Penny wise and pound foolish

While some may think the choice of Paul Ryan as his vice presidential candidate confirms Romney’s intention to focus on domestic rather than foreign policy, the selection still says a good deal about how the Republican ticket will approach national security issues.  Josh Rogin wrote in March that Paul Ryan’s budget proposal

…would see the international affairs account slashed from $47.8 billion in fiscal 2012 to $43.1 billion in fiscal 2013, $40.1 billion in fiscal 2014, $38.3 billion in fiscal 2015, and $38.1 billion in fiscal 2016. The State Department and USAID wouldn’t see their budget get back to current levels until after 2022 if Ryan were to have his way.

The Ryan proposal also increases defense spending, as Romney has said he would like to do.  Defense spends more than 10 times the State and USAID budgets combined.

This is not smart.  What we’ve got here is a ticket determined to fund the most expensive tool of American national security–the military–and to shortchange the much more economical tools of diplomacy and development.

While many are predicting that foreign affairs will play little or no role in this election campaign, I anticipate something different.  It is hard to argue for cuts in diplomacy and development assistance if the international issues you face come mainly from weak and failing states where  terrorism, trafficking, instability, epidemics, corruption and other non-military threats thrive.  Romney and Ryan are going to have to justify their choice of building up the military instrument at a moment when the United States faces no major foreign military threat.  Iran and its nuclear program are handy, but they are going to need more.  Russia as our prime geopolitical foe will not suffice.

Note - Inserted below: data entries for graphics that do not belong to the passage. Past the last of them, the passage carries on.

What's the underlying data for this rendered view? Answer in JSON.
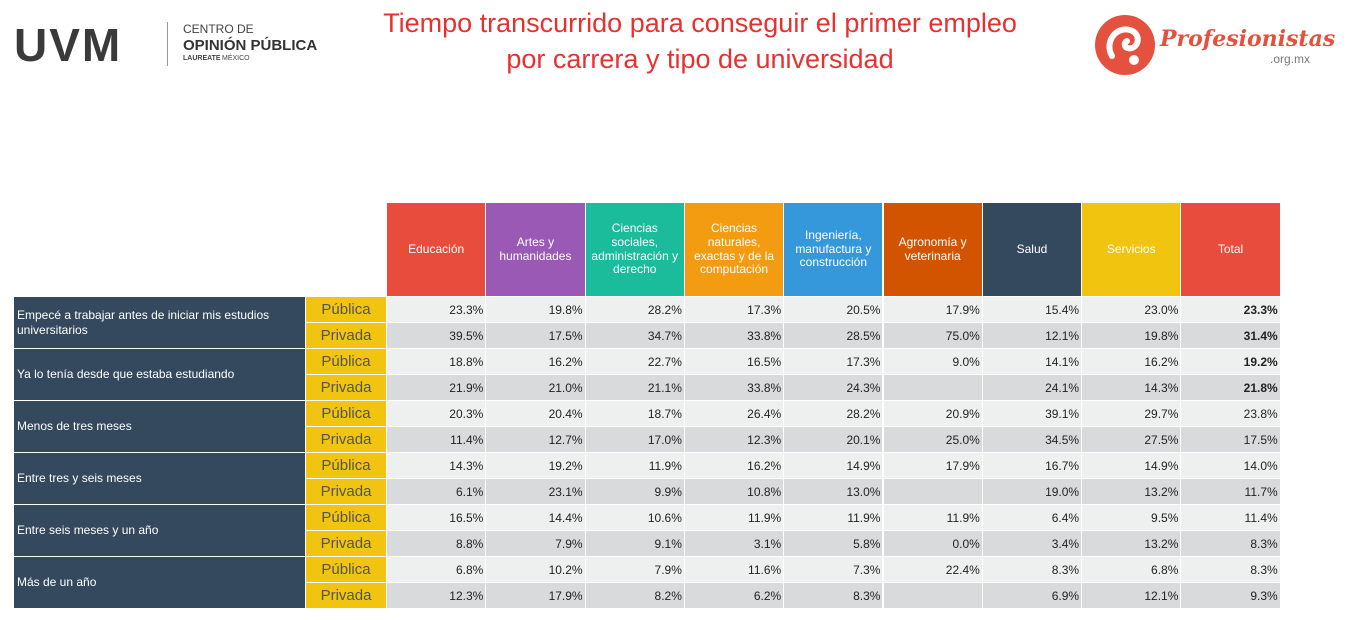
{
  "header": {
    "logo_left": {
      "brand": "UVM",
      "line1": "CENTRO DE",
      "line2": "OPINIÓN PÚBLICA",
      "line3": "LAUREATE",
      "line4": "MÉXICO"
    },
    "title_line1": "Tiempo transcurrido para conseguir el primer empleo",
    "title_line2": "por carrera y tipo de universidad",
    "logo_right": {
      "name": "Profesionistas",
      "domain": ".org.mx"
    }
  },
  "table": {
    "columns": [
      "Educación",
      "Artes y humanidades",
      "Ciencias sociales, administración y derecho",
      "Ciencias naturales, exactas y de la computación",
      "Ingeniería, manufactura y construcción",
      "Agronomía y veterinaria",
      "Salud",
      "Servicios",
      "Total"
    ],
    "groups": [
      {
        "label": "Empecé a trabajar antes de iniciar mis estudios universitarios",
        "rows": [
          {
            "type": "Pública",
            "cells": [
              "23.3%",
              "19.8%",
              "28.2%",
              "17.3%",
              "20.5%",
              "17.9%",
              "15.4%",
              "23.0%",
              "23.3%"
            ]
          },
          {
            "type": "Privada",
            "cells": [
              "39.5%",
              "17.5%",
              "34.7%",
              "33.8%",
              "28.5%",
              "75.0%",
              "12.1%",
              "19.8%",
              "31.4%"
            ]
          }
        ]
      },
      {
        "label": "Ya lo tenía desde que estaba estudiando",
        "rows": [
          {
            "type": "Pública",
            "cells": [
              "18.8%",
              "16.2%",
              "22.7%",
              "16.5%",
              "17.3%",
              "9.0%",
              "14.1%",
              "16.2%",
              "19.2%"
            ]
          },
          {
            "type": "Privada",
            "cells": [
              "21.9%",
              "21.0%",
              "21.1%",
              "33.8%",
              "24.3%",
              null,
              "24.1%",
              "14.3%",
              "21.8%"
            ]
          }
        ]
      },
      {
        "label": "Menos de tres meses",
        "rows": [
          {
            "type": "Pública",
            "cells": [
              "20.3%",
              "20.4%",
              "18.7%",
              "26.4%",
              "28.2%",
              "20.9%",
              "39.1%",
              "29.7%",
              "23.8%"
            ]
          },
          {
            "type": "Privada",
            "cells": [
              "11.4%",
              "12.7%",
              "17.0%",
              "12.3%",
              "20.1%",
              "25.0%",
              "34.5%",
              "27.5%",
              "17.5%"
            ]
          }
        ]
      },
      {
        "label": "Entre tres y seis meses",
        "rows": [
          {
            "type": "Pública",
            "cells": [
              "14.3%",
              "19.2%",
              "11.9%",
              "16.2%",
              "14.9%",
              "17.9%",
              "16.7%",
              "14.9%",
              "14.0%"
            ]
          },
          {
            "type": "Privada",
            "cells": [
              "6.1%",
              "23.1%",
              "9.9%",
              "10.8%",
              "13.0%",
              null,
              "19.0%",
              "13.2%",
              "11.7%"
            ]
          }
        ]
      },
      {
        "label": "Entre seis meses y un año",
        "rows": [
          {
            "type": "Pública",
            "cells": [
              "16.5%",
              "14.4%",
              "10.6%",
              "11.9%",
              "11.9%",
              "11.9%",
              "6.4%",
              "9.5%",
              "11.4%"
            ]
          },
          {
            "type": "Privada",
            "cells": [
              "8.8%",
              "7.9%",
              "9.1%",
              "3.1%",
              "5.8%",
              "0.0%",
              "3.4%",
              "13.2%",
              "8.3%"
            ]
          }
        ]
      },
      {
        "label": "Más de un año",
        "rows": [
          {
            "type": "Pública",
            "cells": [
              "6.8%",
              "10.2%",
              "7.9%",
              "11.6%",
              "7.3%",
              "22.4%",
              "8.3%",
              "6.8%",
              "8.3%"
            ]
          },
          {
            "type": "Privada",
            "cells": [
              "12.3%",
              "17.9%",
              "8.2%",
              "6.2%",
              "8.3%",
              null,
              "6.9%",
              "12.1%",
              "9.3%"
            ]
          }
        ]
      }
    ]
  }
}
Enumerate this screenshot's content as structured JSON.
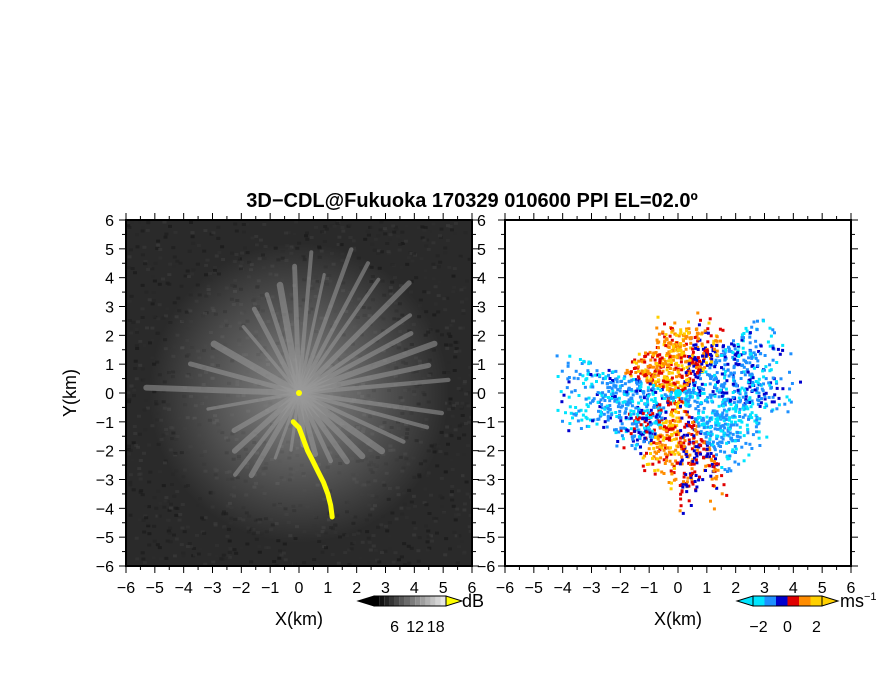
{
  "chart_data": {
    "type": "heatmap",
    "title": "3D−CDL@Fukuoka 170329 010600 PPI EL=02.0º",
    "panels": [
      {
        "id": "reflectivity",
        "xlabel": "X(km)",
        "ylabel": "Y(km)",
        "xlim": [
          -6,
          6
        ],
        "ylim": [
          -6,
          6
        ],
        "xticks": [
          "−6",
          "−5",
          "−4",
          "−3",
          "−2",
          "−1",
          "0",
          "1",
          "2",
          "3",
          "4",
          "5",
          "6"
        ],
        "yticks": [
          "6",
          "5",
          "4",
          "3",
          "2",
          "1",
          "0",
          "−1",
          "−2",
          "−3",
          "−4",
          "−5",
          "−6"
        ],
        "background_color": "#2a2a2a",
        "highlight_color": "#ffff00",
        "colorbar": {
          "unit": "dB",
          "ticks": [
            "6",
            "12",
            "18"
          ],
          "tick_values": [
            6,
            12,
            18
          ],
          "range": [
            0,
            21
          ]
        }
      },
      {
        "id": "doppler-velocity",
        "xlabel": "X(km)",
        "ylabel": "",
        "xlim": [
          -6,
          6
        ],
        "ylim": [
          -6,
          6
        ],
        "xticks": [
          "−6",
          "−5",
          "−4",
          "−3",
          "−2",
          "−1",
          "0",
          "1",
          "2",
          "3",
          "4",
          "5",
          "6"
        ],
        "yticks": [
          "6",
          "5",
          "4",
          "3",
          "2",
          "1",
          "0",
          "−1",
          "−2",
          "−3",
          "−4",
          "−5",
          "−6"
        ],
        "colorbar": {
          "unit": "ms",
          "unit_exponent": "−1",
          "ticks": [
            "−2",
            "0",
            "2"
          ],
          "tick_values": [
            -2,
            0,
            2
          ],
          "range": [
            -3,
            3
          ],
          "colors": [
            "#00e5ff",
            "#1e90ff",
            "#0000cd",
            "#e00000",
            "#ff8c00",
            "#ffd000"
          ]
        }
      }
    ]
  }
}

I imagine they will start waving the China menace, ignoring the very real difference between U.S. and Chinese military capabilities.  China will need decades even to begin to catch up.  In the meanwhile, it is heavily dependent on the U.S. for export markets and the safety of its savings, which are heavily invested in American government debt.  While these factors are often portrayed as limiting U.S. policy options with China, they are also constraints on Chinese policy options.  There are already a lot of reasons for the U.S. and China not to go to war.  By 2050, there will be a lot more.

I am not arguing for weakening the U.S. military, which has global responsibilities that cannot be ignored without endangering American security.  We cannot be the world’s policeman, patrolling every continent.  But we do need act as its fireman and put out conflagrations that might threaten our own peace and tranquility.

Nor am I arguing that the Obama administration has done what it recognized it should in the Quadrennial Diplomacy and Development Review, which argued for a major increase in the civilian instruments of power.  There is little sign of that.

Obama and Romney both need to recognize that insufficient funding for the State Department, USAID and associated institutions is unnecessarily increasing the burdens on the U.S. military (and on the national budget).  That’s penny wise and pound foolish.

PS:  For those who may think Ryan less than serious about his budget proposals (which include drastic reductions in Medicare and partial privatization of Social Security), read Ryan Lizza, who quotes Paul Ryan as saying

I think life is short. You’d better take advantage of it while you have it.